Gemma: Gastric band? I shouldn't have bothered...
"My confidence has skyrocketed and now I feel I can achieve anything I put my mind to."
Start weight: 16st | Weight loss: 5st 4lb
Current weight: 10st 10lb
Height: 5' 3" | Age: 25
Studio: Westminster Park, Chester
WW Coach: Mandy Randall-Jones
Ever since I was five,
I’ve been a ‘big girl’. My parents split up around that time, and although I don’t remember much about it, Mum tells me that’s when I started to eat for comfort. The transformation from healthy little girl to very overweight teen had begun. However, it wasn’t until an embarrassing event at the age of 16 that my weight really began to affect me; what should have been a funny holiday memory became the opposite. While standing in the queue to visit Madame Tussauds in London, my boyfriend at the time pointed to a giant frame showing the Incredible Hulk, which visitors could stand in to have their photo taken. It was meant to be a bit of fun. But not for me: I was too big to fit in it. And so, shame-faced, I had to creep away.
It was two months
before my 18th birthday and, hard as it seems to believe, before then I genuinely hadn’t noticed that I was seriously overweight – or perhaps it’s more honest to say I chose not to notice. I knew I was bigger than my friends, but the way I saw it, some kids my age were even bigger, and I didn’t let my size stop me from having fun. The root problem was my unhealthy relationship with food.
After hearing some recommendations
from my friends, I joined WW, along with Mum, who wanted to learn how to change her own eating habits and cook healthier meals. We went to WW Workshops together – I don’t think I would have had the courage to go without her support. When I first stepped on the scales I was shocked: at 16st, I was almost twice the weight of other girls my age. It was the spur I needed and, for a few weeks, Mum and I both felt really positive and motivated. Sadly, I didn’t keep it up. While Mum learned a lot from our WW Coach and fellow WW members about how to lead a healthier lifestyle and started preparing healthier meals, I reverted to having double portions, or eating three treats instead of one, telling myself that as they were ‘healthy’, it was okay.

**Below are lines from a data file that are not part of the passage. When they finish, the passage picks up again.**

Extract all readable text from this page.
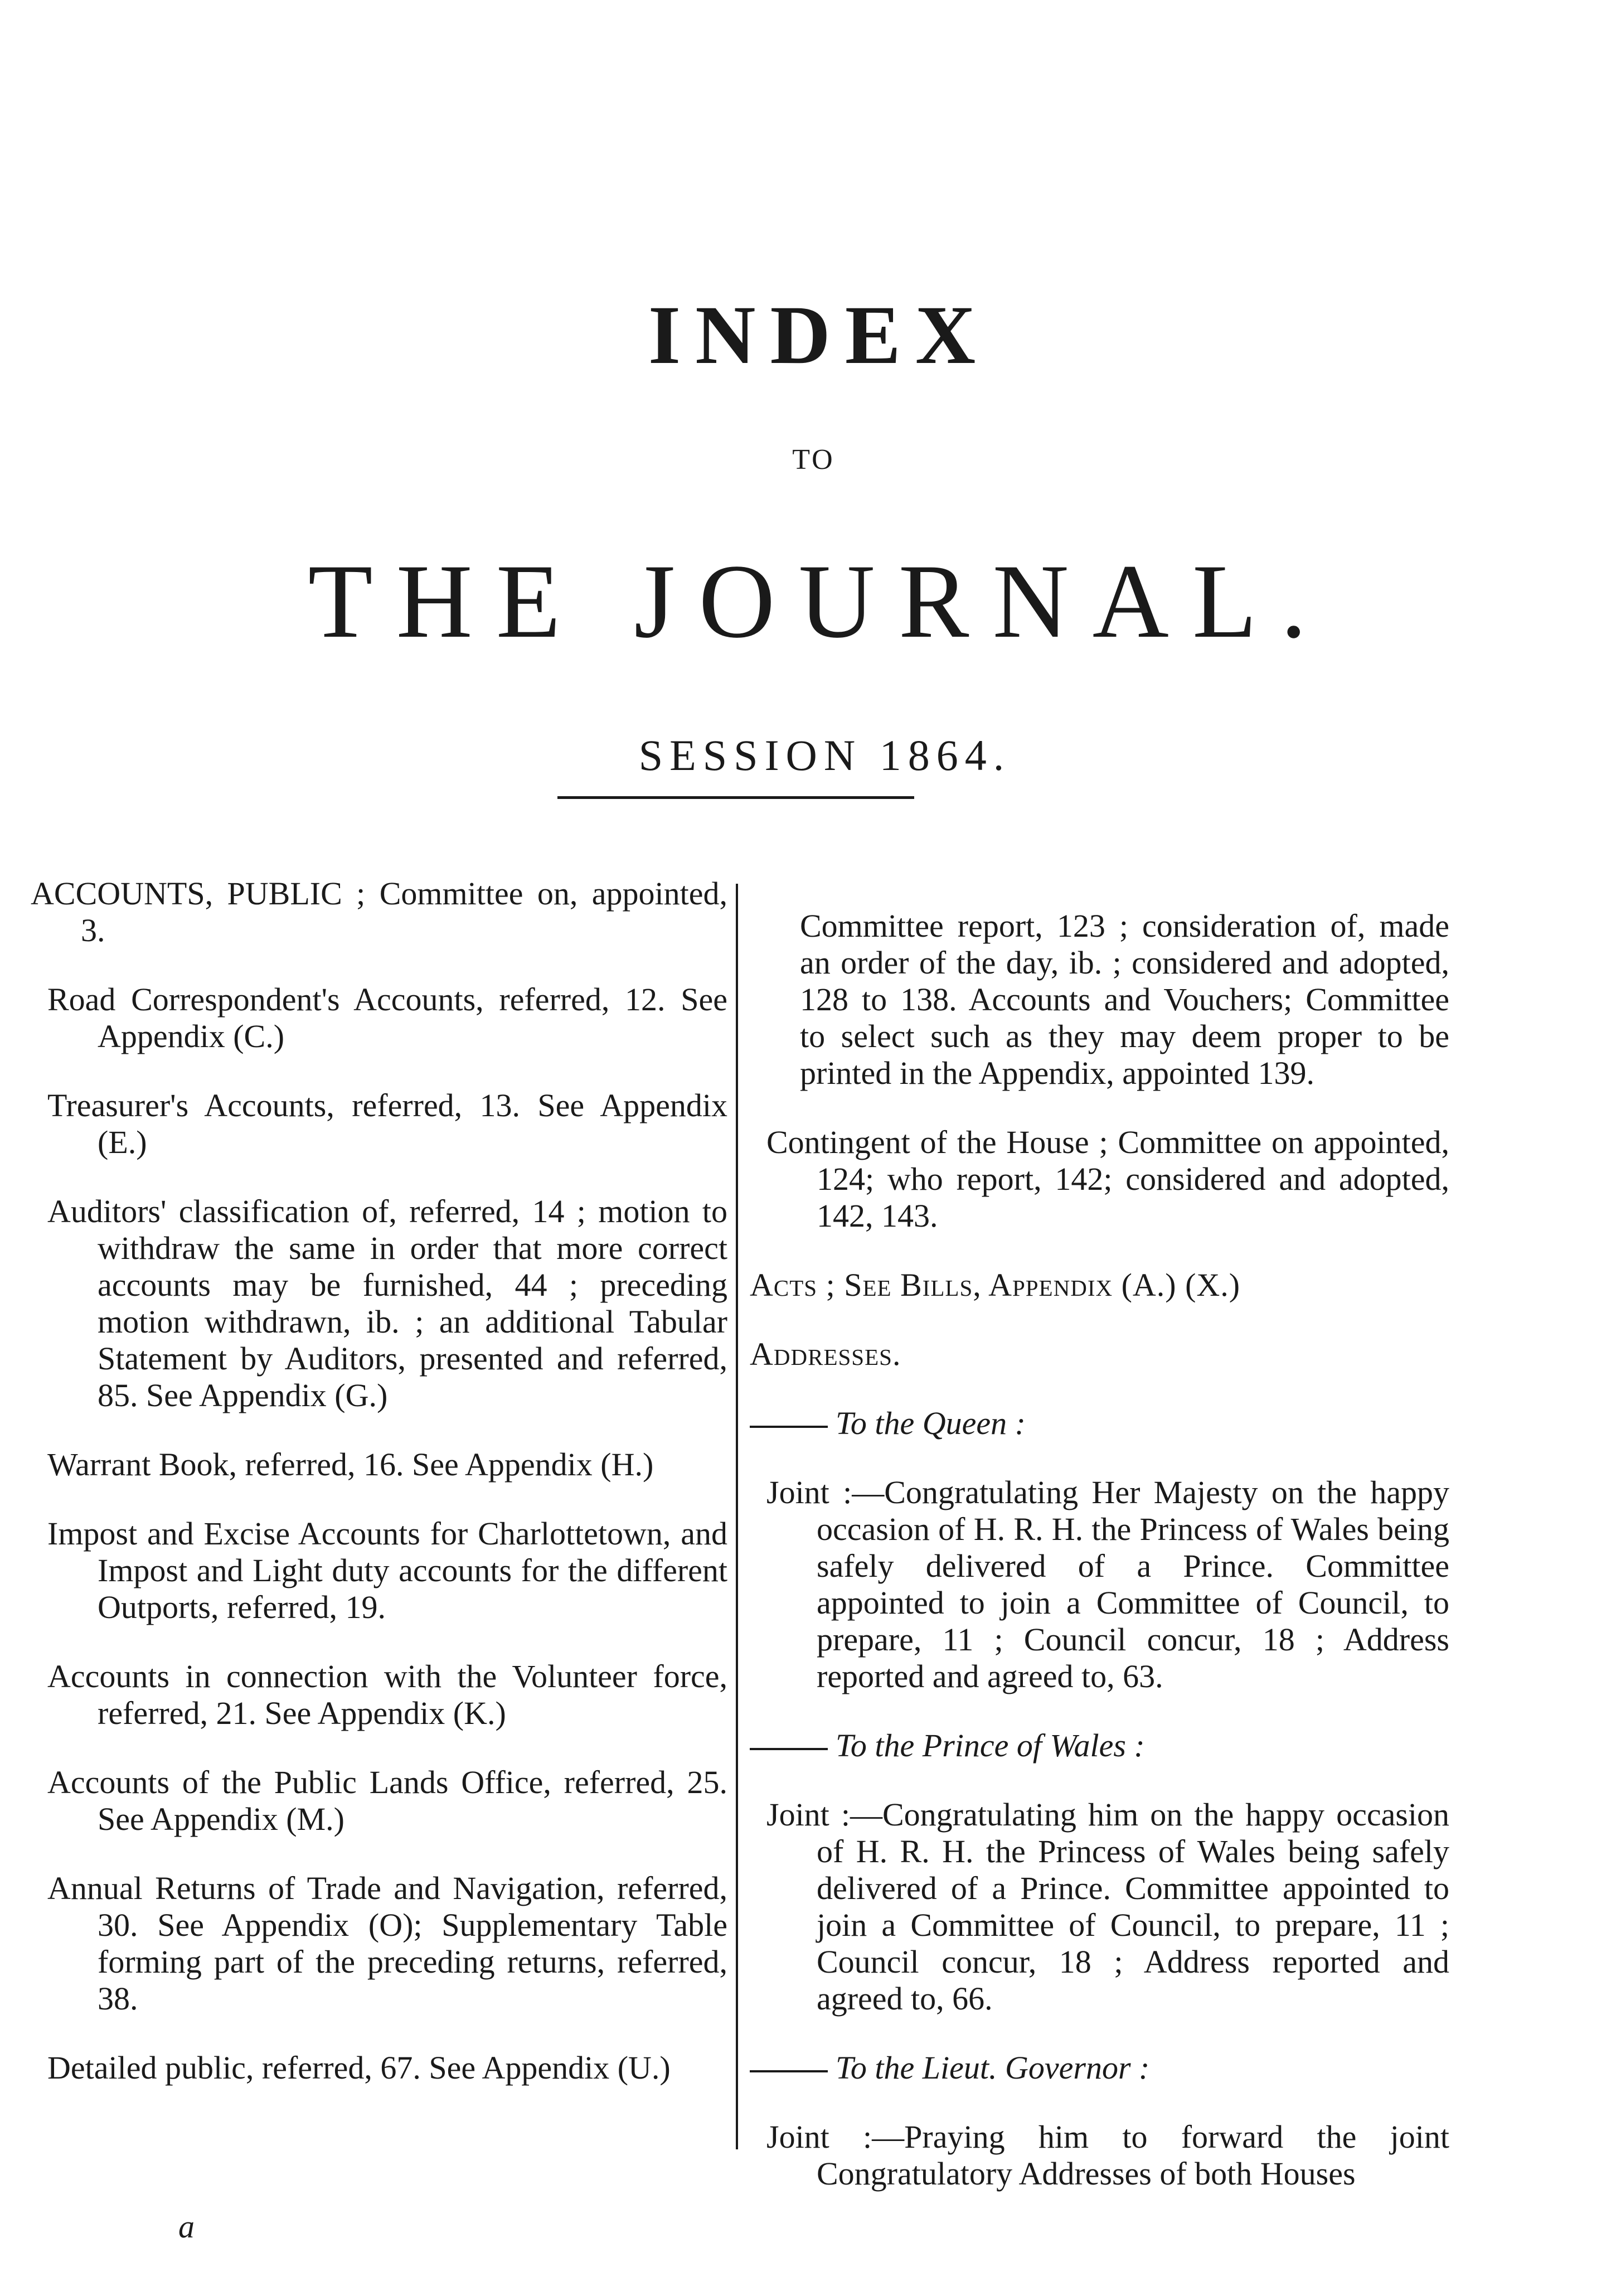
INDEX
TO
THE JOURNAL.
SESSION 1864.

ACCOUNTS, PUBLIC ; Committee on, appointed, 3.

Road Correspondent's Accounts, referred, 12. See Appendix (C.)

Treasurer's Accounts, referred, 13. See Appendix (E.)

Auditors' classification of, referred, 14 ; motion to withdraw the same in order that more correct accounts may be furnished, 44 ; preceding motion withdrawn, ib. ; an additional Tabular Statement by Auditors, presented and referred, 85. See Appendix (G.)

Warrant Book, referred, 16. See Appendix (H.)

Impost and Excise Accounts for Charlottetown, and Impost and Light duty accounts for the different Outports, referred, 19.

Accounts in connection with the Volunteer force, referred, 21. See Appendix (K.)

Accounts of the Public Lands Office, referred, 25. See Appendix (M.)

Annual Returns of Trade and Navigation, referred, 30. See Appendix (O); Supplementary Table forming part of the preceding returns, referred, 38.

Detailed public, referred, 67. See Appendix (U.)

Committee report, 123 ; consideration of, made an order of the day, ib. ; considered and adopted, 128 to 138. Accounts and Vouchers; Committee to select such as they may deem proper to be printed in the Appendix, appointed 139.

Contingent of the House ; Committee on appointed, 124; who report, 142; considered and adopted, 142, 143.

Acts ; See Bills, Appendix (A.) (X.)

Addresses.

To the Queen :

Joint :—Congratulating Her Majesty on the happy occasion of H. R. H. the Princess of Wales being safely delivered of a Prince. Committee appointed to join a Committee of Council, to prepare, 11 ; Council concur, 18 ; Address reported and agreed to, 63.

To the Prince of Wales :

Joint :—Congratulating him on the happy occasion of H. R. H. the Princess of Wales being safely delivered of a Prince. Committee appointed to join a Committee of Council, to prepare, 11 ; Council concur, 18 ; Address reported and agreed to, 66.

To the Lieut. Governor :

Joint :—Praying him to forward the joint Congratulatory Addresses of both Houses

a
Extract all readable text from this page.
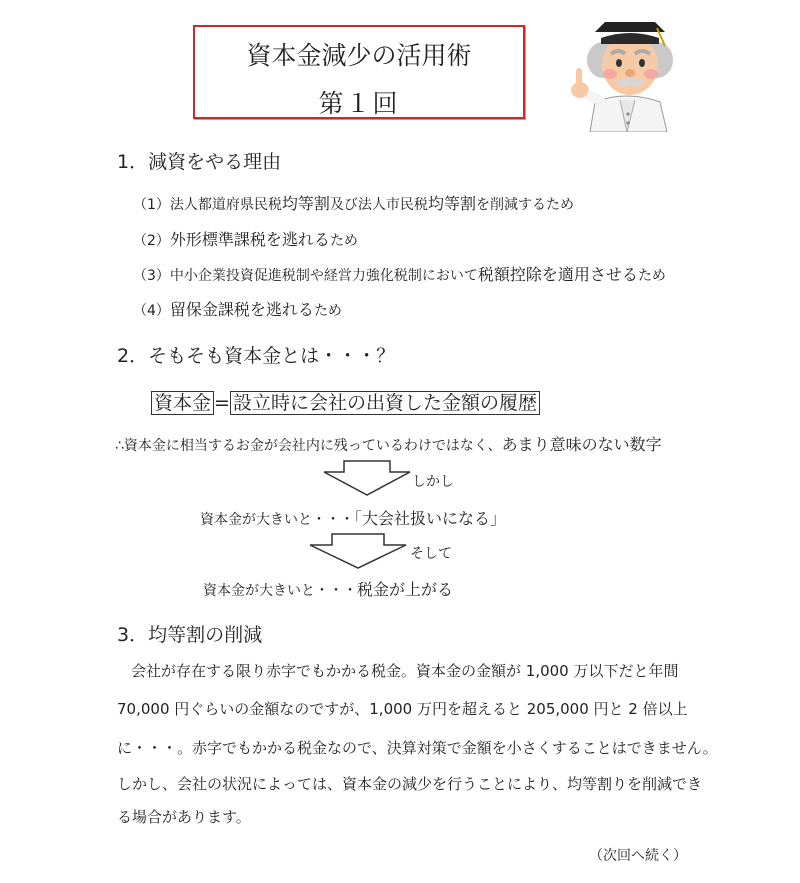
資本金減少の活用術
第１回
1．減資をやる理由
（1）法人都道府県民税均等割及び法人市民税均等割を削減するため
（2）外形標準課税を逃れるため
（3）中小企業投資促進税制や経営力強化税制において税額控除を適用させるため
（4）留保金課税を逃れるため
2．そもそも資本金とは・・・？
資本金 = 設立時に会社の出資した金額の履歴
∴資本金に相当するお金が会社内に残っているわけではなく、あまり意味のない数字
しかし
資本金が大きいと・・・「大会社扱いになる」
そして
資本金が大きいと・・・税金が上がる
3．均等割の削減
会社が存在する限り赤字でもかかる税金。資本金の金額が 1,000 万以下だと年間
70,000 円ぐらいの金額なのですが、1,000 万円を超えると 205,000 円と 2 倍以上
に・・・。赤字でもかかる税金なので、決算対策で金額を小さくすることはできません。
しかし、会社の状況によっては、資本金の減少を行うことにより、均等割りを削減でき
る場合があります。
（次回へ続く）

My motivation continued to slip,
and by the time I turned 18, I’d only lost 1st. I tried to hide it, but my size was making me feel more and more unhappy. That’s when Mum suggested gastric-band surgery. It seemed drastic, not least because once you’ve had a band fitted, you can never have it removed; all you can do is deflate the silicone so it is less restrictive. I knew it wasn’t an instant fix, but feeling so down in the dumps about my weight made me think it might give me a boost and kick-start my weight loss. Mum paid for me to have the £5000 surgery privately (I’ve paid her back now) and, while I was apprehensive about whether it would work, I felt pretty positive at first. I was told the weight would come off quite quickly and, as I was eating only mushy food for the first two weeks, I felt confident I was on my way. However, I chose to eat foods such as soft cheese, mashed potato and melt-in-the-mouth chocolate – habits I continued even after I was given the all clear to start eating regular foods.
So, a year after the band
was fitted, I’d only lost 1st. That was probably my lowest point – all that money spent and all that hope I’d had, yet there was so little progress made. I still felt fat and self-conscious. So, two years after I’d first joined, I returned to WW. It was the start of a predictable pattern: I’d go to Workshops for a while, lose some weight then, buoyed by my success, convince myself I could do it on my own. My good intentions never lasted long though; the ‘one-off’ treat I told myself would do no harm would quickly spiral into me sneaking chocolate into my room when I thought Mum wasn’t looking. The pattern only really began to change last year, when I decided to move in with my then boyfriend. It was the catalyst for a change of mindset: I felt like a proper grown-up at last – one who needed to confront her unhealthy relationship with food. That’s when I started to take my weight loss seriously. I realised it wasn’t just about losing weight to look better; it was about taking charge of my nutritional needs, so that I would have a much healthier, happier future ahead of me. I realised that a lot of the time I ate mindlessly. These days, I try to think before I eat – so instead of mindlessly snacking on a chocolate bar, I’ll have some celery with low-fat houmous.
It’s been a long journey
to get to this point, with lots of bumps along the way. However, with just over a stone to lose to get to goal, I’ve never felt more positive about the future. My confidence has skyrocketed and now I feel I can achieve anything I put my mind to. My mum, sister and friends are all so proud of me too, which makes me feel great. I only wish I could go back to my 18-year-old self and tell her she doesn’t need that gastric band after all.